Лето 1988 г. она провела с Еленой Марковной Евниной в подмосковной деревне Растороповка, так как я не могла уехать из Москвы, потому что Галя поступала в университет. Мама плохо себя чувствовала, я уговаривала ее лечь в больницу, но она отказалась категорически. Теперь я думаю, что она лучше меня и лучше врачей понимала, насколько плохо обстоят дела с ее здоровьем, и хотела максимально использовать отпущенное ей время: ведь только теперь у нее появилась возможность донести до людей всю правду о правозащитном движении, оболганном нашей прессой. В августе из одного из ответов на свои жалобы она узнает, что ее дело было прекращено еще в 1984 г. ввиду того, что «она прекратила свою деятельность и перестала быть социально опасной», причем ей об этом постановлении не было сообщено. Она подает жалобу в Прокуратуру Союза с требованием либо «прекратить дело за отсутствием состава преступления», либо передать его в суд. И добивается своего.
Мне разрешают прийти в прокуратуру и переписать для нее от руки (прислать домой копию они почему-то не могут) новое постановление. У меня холодок пробегает по спине, когда я начинаю читать преамбулу, в которой переписано из обвинительного заключения: «…материалами дела доказано, что Каллистратова систематически занималась изготовлением и распространением» и т. д. Но в конце стояли нужные слова — «за отсутствием состава преступления». Производил этот текст уже не страшное, а комическое впечатление. Это постановление было важно для Софьи Васильевны прежде всего как прецедент, который помогал ей в борьбе за реабилитацию всех правозащитников, осужденных в 1960-1980-х гг.

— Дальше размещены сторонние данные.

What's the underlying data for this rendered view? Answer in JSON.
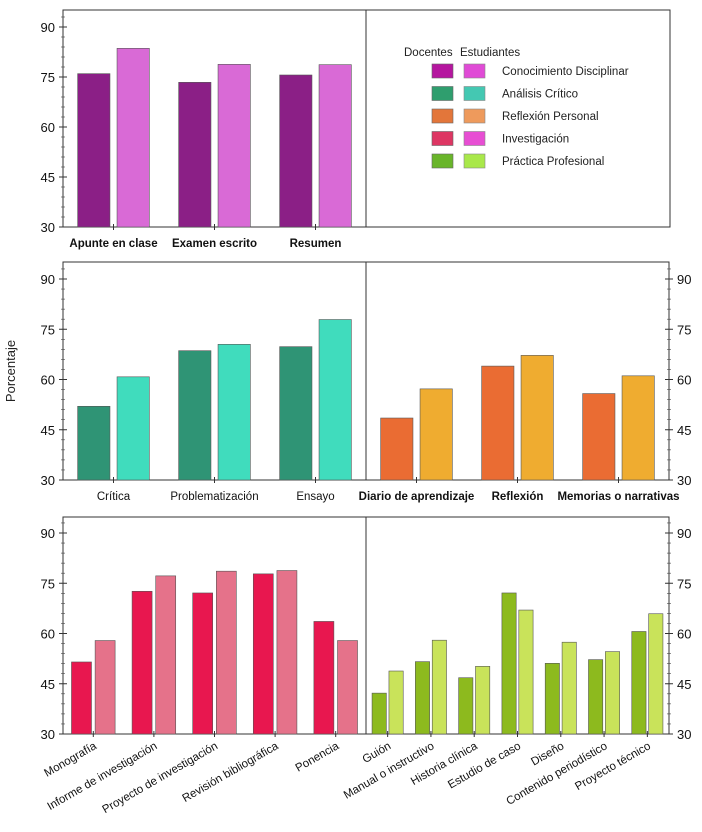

Из всего отобранного при обысках ей согласились вернуть лишь пишущие машинки (все рукописи, книжки, фотографии, почта Андрея Дмитриевича вместе с чемоданом неизвестно где исчезли — Прокуратура кивала на ГБ, ГБ на Прокуратуру), но — «только лично». Пришлось мне везти маму на Новокузнецкую — в Московскую прокуратуру. Следователь, жалуясь на отсутствие помощников и тесноту, начал приносить в кабинет машинку за машинкой — штук пятнадцать, пыльные, в футлярах и без: «Я не знаю, какие Ваши, выбирайте сами». К некоторым машинкам были привязаны бирки: «Лернер», «Кизелов»… Там же неожиданно оказался портативный фотоувеличитель в футляре, на котором мы с мамой печатали карточки еще в 50-х гг. и о котором совершенно забыли. Но маминых машинок не было. «Ну так берите любые, какие Вам нравятся», предложил следователь, которому явно было лень тащить еще одну партию. Я и выбрала две «Эрики» — работающие и в приличных футлярах. Мама считала эту операцию незаконной, кроме того, ей хотелось получить свой любимый дореволюционный «Ундервуд», который ей так славно служил долгие годы. Следователь торопил: «Это все бесхозное, хозяева давно уехали, забирайте!» Пришлось взять. Мама вскоре подарила их внукам, которым они очень пригодились для работы, а сама печатала на моей, и печатала много. В конце декабря она закончила развернутые замечания на опубликованный проект «Основ уголовного законодательства СССР и союзных республик», где излагала давно выношенные мысли о вреде длительных сроков, недопустимости смертной казни, недопустимости расплывчатых формулировок «политических» статей.
С осени 1988 г. Софья Васильевна, что называется, с головой окунается в общественную жизнь. В ноябре ее приглашают в «Спасохауз» — на прием по случаю визита Парламентской комиссии США по безопасности и сотрудничеству в Европе. Она решает ехать — машину обещали прислать. Я в замешательстве — в чем ехать? Мама уже много лет не покупала себе одежды, дома носила красивый теплый халат, привезенный мною «из-за бугра», праздничным нарядом служил синий шерстяной сарафан, подаренный друзьями. Я помчалась в универмаг «Москва» — перемерила там все, что было, прикидывая на размер больше, и удача! Черное шерстяное платье за 100 рублей, — как специально для нее сшито. В этом строгом платье, с крупными янтарными бусами (единственной ее «драгоценностью») она выглядела очень красиво и величественно, выступая с трибуны.